On the Mac, g++ doesn't support emitting Intel mnemonics, but clang does:
:; clang -S -mllvm --x86-asm-syntax=intel t.c
:; cat t.s
.section __TEXT,__text,regular,pure_instructions
.globl _main
.align 4, 0x90
_main: ## #main
.cfi_startproc
## BB#0:
push RBP
Ltmp2:
.cfi_def_cfa_offset 16
Ltmp3:
.cfi_offset rbp, -16
mov RBP, RSP
Ltmp4:
.cfi_def_cfa_register rbp
mov EAX, 0
mov DWORD PTR [RBP - 4], EDI
mov QWORD PTR [RBP - 16], RSI
mov DWORD PTR [RBP - 20], 1
mov DWORD PTR [RBP - 24], 2
mov DWORD PTR [RBP - 28], 0
mov EDI, DWORD PTR [RBP - 20]
add EDI, DWORD PTR [RBP - 24]
mov DWORD PTR [RBP - 28], EDI
pop RBP
ret
.cfi_endproc
.subsections_via_symbols
If you add the -g flag, the compiler will add debug information including source filenames and line numbers.
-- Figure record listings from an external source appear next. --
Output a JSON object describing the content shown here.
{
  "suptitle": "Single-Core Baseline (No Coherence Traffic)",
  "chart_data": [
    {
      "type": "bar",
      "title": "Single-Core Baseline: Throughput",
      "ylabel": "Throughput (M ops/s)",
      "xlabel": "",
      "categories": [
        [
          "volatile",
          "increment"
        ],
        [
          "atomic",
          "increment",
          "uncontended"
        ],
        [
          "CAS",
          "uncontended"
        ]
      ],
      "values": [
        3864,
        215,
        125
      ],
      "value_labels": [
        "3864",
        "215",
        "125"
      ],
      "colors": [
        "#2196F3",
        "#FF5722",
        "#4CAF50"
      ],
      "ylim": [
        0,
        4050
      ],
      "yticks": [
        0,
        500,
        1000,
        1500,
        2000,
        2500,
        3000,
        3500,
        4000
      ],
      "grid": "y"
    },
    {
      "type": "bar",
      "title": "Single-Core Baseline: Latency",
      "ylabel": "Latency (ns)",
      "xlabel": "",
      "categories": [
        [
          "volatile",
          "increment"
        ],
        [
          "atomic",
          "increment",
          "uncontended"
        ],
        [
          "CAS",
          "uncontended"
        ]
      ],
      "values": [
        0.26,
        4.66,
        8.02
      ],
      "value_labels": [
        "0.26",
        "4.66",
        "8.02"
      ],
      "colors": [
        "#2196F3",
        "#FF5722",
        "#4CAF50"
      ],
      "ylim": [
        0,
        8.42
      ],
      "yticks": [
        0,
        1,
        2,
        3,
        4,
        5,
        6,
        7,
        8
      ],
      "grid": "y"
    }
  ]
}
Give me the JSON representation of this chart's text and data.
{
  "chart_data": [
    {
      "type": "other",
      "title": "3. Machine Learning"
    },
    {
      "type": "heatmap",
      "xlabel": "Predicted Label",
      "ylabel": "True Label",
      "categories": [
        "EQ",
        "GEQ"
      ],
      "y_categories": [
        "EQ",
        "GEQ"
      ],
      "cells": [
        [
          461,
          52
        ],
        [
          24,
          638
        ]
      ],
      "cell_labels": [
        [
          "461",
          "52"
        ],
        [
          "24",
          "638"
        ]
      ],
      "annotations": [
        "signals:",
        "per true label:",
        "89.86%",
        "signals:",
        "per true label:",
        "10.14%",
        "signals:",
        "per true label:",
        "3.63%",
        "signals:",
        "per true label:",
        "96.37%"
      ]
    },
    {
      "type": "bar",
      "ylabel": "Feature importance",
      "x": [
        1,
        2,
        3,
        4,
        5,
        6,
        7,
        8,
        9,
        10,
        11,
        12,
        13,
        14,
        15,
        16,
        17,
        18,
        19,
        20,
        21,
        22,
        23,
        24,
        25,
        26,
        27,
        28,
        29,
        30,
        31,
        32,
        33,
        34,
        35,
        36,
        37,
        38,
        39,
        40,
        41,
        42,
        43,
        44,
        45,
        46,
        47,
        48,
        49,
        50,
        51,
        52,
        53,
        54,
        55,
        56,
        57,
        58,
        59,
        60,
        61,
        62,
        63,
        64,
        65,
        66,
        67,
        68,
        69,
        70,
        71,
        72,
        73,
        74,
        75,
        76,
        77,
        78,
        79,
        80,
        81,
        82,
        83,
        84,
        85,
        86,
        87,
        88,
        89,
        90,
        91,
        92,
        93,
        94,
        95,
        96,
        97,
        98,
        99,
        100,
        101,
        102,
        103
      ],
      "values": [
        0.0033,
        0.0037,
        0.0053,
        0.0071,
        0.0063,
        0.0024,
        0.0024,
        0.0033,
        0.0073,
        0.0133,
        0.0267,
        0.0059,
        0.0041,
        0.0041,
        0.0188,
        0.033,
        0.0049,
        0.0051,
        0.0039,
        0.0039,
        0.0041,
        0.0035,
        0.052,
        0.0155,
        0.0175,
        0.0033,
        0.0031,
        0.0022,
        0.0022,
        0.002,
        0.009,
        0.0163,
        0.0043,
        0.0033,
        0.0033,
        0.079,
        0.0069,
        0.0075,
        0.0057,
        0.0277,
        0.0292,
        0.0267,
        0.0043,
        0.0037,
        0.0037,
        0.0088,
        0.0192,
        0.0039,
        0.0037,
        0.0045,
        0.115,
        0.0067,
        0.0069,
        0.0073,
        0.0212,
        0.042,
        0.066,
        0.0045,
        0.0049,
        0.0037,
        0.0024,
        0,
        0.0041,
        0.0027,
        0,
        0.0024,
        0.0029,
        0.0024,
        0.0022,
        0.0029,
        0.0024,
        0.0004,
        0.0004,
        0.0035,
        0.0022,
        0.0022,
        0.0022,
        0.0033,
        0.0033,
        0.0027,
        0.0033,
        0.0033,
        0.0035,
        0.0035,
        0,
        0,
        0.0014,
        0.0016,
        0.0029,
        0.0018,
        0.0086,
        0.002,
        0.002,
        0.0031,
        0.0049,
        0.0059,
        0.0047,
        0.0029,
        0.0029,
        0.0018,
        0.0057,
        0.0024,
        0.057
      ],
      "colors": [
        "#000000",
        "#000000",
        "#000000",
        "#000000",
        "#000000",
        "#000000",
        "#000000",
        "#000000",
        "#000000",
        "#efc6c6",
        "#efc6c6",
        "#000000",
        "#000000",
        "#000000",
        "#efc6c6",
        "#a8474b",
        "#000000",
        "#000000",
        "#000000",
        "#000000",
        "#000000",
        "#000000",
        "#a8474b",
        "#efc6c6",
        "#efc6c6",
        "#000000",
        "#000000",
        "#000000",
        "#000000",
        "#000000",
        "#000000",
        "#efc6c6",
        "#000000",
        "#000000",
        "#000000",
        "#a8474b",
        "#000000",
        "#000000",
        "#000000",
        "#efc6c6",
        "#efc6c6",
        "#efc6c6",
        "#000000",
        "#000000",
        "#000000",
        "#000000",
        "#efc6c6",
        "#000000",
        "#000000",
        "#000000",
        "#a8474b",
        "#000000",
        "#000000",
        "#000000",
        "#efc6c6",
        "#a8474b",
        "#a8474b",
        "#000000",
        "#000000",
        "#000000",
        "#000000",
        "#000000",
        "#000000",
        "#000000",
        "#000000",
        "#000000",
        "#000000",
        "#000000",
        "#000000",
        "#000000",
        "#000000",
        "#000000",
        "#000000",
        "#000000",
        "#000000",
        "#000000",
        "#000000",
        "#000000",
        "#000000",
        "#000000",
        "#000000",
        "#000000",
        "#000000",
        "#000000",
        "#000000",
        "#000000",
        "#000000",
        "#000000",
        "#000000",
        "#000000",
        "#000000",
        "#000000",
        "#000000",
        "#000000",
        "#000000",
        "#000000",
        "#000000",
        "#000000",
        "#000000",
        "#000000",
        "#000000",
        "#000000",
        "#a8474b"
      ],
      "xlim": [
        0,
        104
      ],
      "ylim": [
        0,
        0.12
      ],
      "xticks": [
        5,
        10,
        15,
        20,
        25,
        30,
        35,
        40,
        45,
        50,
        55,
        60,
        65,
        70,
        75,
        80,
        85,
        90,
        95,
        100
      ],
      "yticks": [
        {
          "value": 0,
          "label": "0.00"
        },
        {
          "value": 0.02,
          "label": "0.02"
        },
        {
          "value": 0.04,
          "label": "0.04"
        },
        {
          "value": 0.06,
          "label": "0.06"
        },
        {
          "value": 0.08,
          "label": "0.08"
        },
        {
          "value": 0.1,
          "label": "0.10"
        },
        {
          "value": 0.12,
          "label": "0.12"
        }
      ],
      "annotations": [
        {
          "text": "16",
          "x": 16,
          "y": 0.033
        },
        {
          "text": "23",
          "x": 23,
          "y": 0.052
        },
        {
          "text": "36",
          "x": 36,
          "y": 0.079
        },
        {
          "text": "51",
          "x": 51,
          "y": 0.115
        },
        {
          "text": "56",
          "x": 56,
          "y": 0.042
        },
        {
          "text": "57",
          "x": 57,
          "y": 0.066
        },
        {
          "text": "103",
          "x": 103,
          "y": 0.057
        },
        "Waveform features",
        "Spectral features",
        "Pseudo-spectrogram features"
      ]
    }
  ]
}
It's too big to put here in its entirety, but this is the relevant part:
.loc 1 4 14 prologue_end ## t.c:4:14
Ltmp5:
mov DWORD PTR [RBP - 20], 1
.loc 1 5 14 ## t.c:5:14
mov DWORD PTR [RBP - 24], 2
.loc 1 6 14 ## t.c:6:14
mov DWORD PTR [RBP - 28], 0
.loc 1 8 5 ## t.c:8:5
mov EDI, DWORD PTR [RBP - 20]
add EDI, DWORD PTR [RBP - 24]
mov DWORD PTR [RBP - 28], EDI
First of all, the assembler listed as "from original article" is using "Intel" syntax, where the "disassembled output" in your post is "AT&T syntax". This explains the order of arguments to instructions being "back to front" [let's not argue about which is right or wrong, ok?], and register names are prefixed by a %, constants prefixed by $. There is also a difference in how memory locations/offsets to registers are referenced - dword ptr [reg+offs] in Intel assembler translates to l as a suffix on the instruction, and offs(%reg).
The 32-bit vs. 64-bit renames some of the registers - %rbp is the same as ebp in the article code.
The actual offsets (e.g -20) are different partly because the registers are bigger in 64-bit, but also because you have argc and argv as part of your function arguments, which is stored as part of the start of the function - I have a feeling the original article is actually disassembling a different function than main.